Radio maps (RMs) provide spatially continuous propagation characterizations essential for 6G network planning, but high-fidelity RM construction remains challenging. Rigorous electromagnetic solvers incur prohibitive computational latency, while data-driven models demand massive labeled datasets and generalize poorly from simplified simulations to complex multipath environments.
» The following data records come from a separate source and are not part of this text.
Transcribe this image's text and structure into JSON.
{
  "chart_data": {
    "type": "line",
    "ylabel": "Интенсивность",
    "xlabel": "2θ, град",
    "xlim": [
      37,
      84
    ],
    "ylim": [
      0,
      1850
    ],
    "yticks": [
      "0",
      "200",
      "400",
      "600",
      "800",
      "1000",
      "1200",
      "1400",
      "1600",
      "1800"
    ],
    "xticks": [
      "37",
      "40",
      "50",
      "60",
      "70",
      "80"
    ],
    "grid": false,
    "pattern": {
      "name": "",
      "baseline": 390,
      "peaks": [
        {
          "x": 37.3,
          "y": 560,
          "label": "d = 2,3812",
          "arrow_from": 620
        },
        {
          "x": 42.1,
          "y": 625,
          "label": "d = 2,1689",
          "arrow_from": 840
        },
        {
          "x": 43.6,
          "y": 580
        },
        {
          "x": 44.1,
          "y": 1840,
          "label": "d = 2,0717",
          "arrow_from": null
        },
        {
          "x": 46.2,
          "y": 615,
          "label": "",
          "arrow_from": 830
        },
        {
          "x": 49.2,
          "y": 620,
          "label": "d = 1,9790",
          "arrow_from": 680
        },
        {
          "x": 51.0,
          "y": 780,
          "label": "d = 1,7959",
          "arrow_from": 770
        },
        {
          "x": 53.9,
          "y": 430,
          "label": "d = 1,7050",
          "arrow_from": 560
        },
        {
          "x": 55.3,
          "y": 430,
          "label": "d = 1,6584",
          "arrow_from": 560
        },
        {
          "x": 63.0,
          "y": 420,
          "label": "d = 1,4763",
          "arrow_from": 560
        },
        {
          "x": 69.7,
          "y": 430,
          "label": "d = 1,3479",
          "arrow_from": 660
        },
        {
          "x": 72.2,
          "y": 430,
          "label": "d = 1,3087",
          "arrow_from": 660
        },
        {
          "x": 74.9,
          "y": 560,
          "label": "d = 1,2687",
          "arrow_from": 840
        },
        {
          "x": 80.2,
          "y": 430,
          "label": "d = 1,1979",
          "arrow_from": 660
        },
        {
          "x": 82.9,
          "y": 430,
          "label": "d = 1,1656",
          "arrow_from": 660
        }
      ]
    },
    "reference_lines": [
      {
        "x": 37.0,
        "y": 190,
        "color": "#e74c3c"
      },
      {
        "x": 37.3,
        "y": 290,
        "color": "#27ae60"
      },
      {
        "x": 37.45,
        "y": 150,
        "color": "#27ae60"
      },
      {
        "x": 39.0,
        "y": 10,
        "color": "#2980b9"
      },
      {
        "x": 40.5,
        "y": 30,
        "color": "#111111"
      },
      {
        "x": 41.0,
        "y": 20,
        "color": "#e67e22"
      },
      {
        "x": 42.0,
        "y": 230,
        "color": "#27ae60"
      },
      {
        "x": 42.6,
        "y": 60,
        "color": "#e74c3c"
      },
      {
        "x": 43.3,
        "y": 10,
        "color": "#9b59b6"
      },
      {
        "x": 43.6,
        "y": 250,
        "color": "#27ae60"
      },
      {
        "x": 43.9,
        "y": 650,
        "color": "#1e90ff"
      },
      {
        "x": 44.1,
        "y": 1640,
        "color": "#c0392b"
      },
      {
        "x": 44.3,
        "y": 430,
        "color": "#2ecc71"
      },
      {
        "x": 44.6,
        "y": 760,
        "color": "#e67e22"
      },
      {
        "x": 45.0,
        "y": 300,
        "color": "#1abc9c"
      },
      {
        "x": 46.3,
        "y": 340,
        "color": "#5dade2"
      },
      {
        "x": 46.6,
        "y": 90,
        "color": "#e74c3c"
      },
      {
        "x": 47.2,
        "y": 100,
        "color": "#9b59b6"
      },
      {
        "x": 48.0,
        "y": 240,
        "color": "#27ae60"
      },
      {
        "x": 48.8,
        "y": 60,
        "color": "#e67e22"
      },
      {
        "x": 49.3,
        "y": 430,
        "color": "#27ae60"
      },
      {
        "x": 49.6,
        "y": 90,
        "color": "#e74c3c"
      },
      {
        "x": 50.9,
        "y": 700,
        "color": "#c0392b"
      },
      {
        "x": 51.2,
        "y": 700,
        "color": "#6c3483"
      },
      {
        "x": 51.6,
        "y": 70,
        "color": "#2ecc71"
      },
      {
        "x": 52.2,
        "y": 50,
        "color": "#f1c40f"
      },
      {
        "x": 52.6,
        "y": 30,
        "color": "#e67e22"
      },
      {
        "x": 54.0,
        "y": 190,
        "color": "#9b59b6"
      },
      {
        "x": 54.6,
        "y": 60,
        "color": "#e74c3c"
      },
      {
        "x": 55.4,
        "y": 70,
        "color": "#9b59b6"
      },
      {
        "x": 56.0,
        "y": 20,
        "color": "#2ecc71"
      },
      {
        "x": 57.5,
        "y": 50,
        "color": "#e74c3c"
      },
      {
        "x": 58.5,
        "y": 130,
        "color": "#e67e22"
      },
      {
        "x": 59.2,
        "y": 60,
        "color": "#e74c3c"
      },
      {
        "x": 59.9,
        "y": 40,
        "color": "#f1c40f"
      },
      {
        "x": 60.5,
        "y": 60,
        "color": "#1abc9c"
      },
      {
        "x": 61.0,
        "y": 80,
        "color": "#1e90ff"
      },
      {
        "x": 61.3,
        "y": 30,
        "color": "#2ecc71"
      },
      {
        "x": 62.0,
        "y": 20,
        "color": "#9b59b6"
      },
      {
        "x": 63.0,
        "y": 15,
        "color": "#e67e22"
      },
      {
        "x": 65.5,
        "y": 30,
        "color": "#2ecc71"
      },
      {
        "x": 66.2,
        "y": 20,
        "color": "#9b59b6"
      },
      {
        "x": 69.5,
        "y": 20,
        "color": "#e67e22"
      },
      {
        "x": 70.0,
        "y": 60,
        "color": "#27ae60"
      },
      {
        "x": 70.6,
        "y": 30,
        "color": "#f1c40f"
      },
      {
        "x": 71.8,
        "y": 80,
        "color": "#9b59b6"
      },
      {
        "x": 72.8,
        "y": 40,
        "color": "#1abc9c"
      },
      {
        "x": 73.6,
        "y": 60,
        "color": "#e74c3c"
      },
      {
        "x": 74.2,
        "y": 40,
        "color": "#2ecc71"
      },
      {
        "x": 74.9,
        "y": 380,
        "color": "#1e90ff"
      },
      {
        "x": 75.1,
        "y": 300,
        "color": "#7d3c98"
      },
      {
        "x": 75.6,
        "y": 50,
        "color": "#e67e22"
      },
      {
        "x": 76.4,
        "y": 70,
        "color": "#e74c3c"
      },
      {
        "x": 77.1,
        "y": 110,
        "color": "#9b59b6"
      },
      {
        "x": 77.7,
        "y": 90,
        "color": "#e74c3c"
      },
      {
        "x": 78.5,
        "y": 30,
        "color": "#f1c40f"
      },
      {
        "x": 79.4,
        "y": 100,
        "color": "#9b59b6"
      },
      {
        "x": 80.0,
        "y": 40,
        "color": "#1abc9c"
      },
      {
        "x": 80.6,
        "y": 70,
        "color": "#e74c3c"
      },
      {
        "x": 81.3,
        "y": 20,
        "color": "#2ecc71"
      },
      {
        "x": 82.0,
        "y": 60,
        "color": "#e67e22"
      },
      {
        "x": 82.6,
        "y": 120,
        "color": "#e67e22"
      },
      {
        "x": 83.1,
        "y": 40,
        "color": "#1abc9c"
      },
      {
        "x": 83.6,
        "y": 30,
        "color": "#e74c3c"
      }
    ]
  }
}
This paper proposes RadioDiff-FS, a few-shot diffusion framework that adapts a pre-trained main-path generator to multipath-rich target domains with only a small number of high-fidelity samples. The adaptation is grounded in a theoretical decomposition of the multipath RM into a dominant main-path component and a directionally sparse residual. This decomposition shows that the cross-domain shift corresponds to a bounded and geometrically structured feature translation rather than an arbitrary distribution change. A Direction-Consistency Loss (DCL) is then introduced to constrain diffusion score updates along physically plausible propagation directions, suppressing phase-inconsistent artifacts that arise in the low-data regime. Experiments show that RadioDiff-FS reduces NMSE by 59.5% on static RMs and by 74.0% on dynamic RMs relative to the vanilla diffusion baseline, achieving an SSIM of 0.9752 and a PSNR of 36.37 dB under severely limited supervision.
翻译:[翻译摘要]
无线地图通过空间连续的传播特性描述为6G网络规划提供关键支撑,但高保真无线地图构建仍面临重大挑战。严格的电磁求解器存在计算延迟过高的问题,而数据驱动模型需要大量标注数据集,且从简化仿真到复杂多径环境的泛化能力较差。本文提出RadioDiff-FS少样本扩散框架,仅需少量高保真样本即可将预训练主路径生成器适配至富含多径效应的目标域。该适配基于多径无线地图的理论分解,将其拆解为主导性主路径分量与方向稀疏残差。此分解表明,跨域偏移对应有界且几何结构化的特征平移,而非任意分布变化。进而引入方向一致性损失,沿物理可行传播方向约束扩散评分更新,抑制低数据场景下产生的相位不一致伪影。实验表明,相较于原始扩散基线,RadioDiff-FS在静态无线地图上使归一化均方误差降低59.5%,动态无线地图降低74.0%,在严格弱监督条件下达到0.9752的结构相似性指数与36.37dB的峰值信噪比。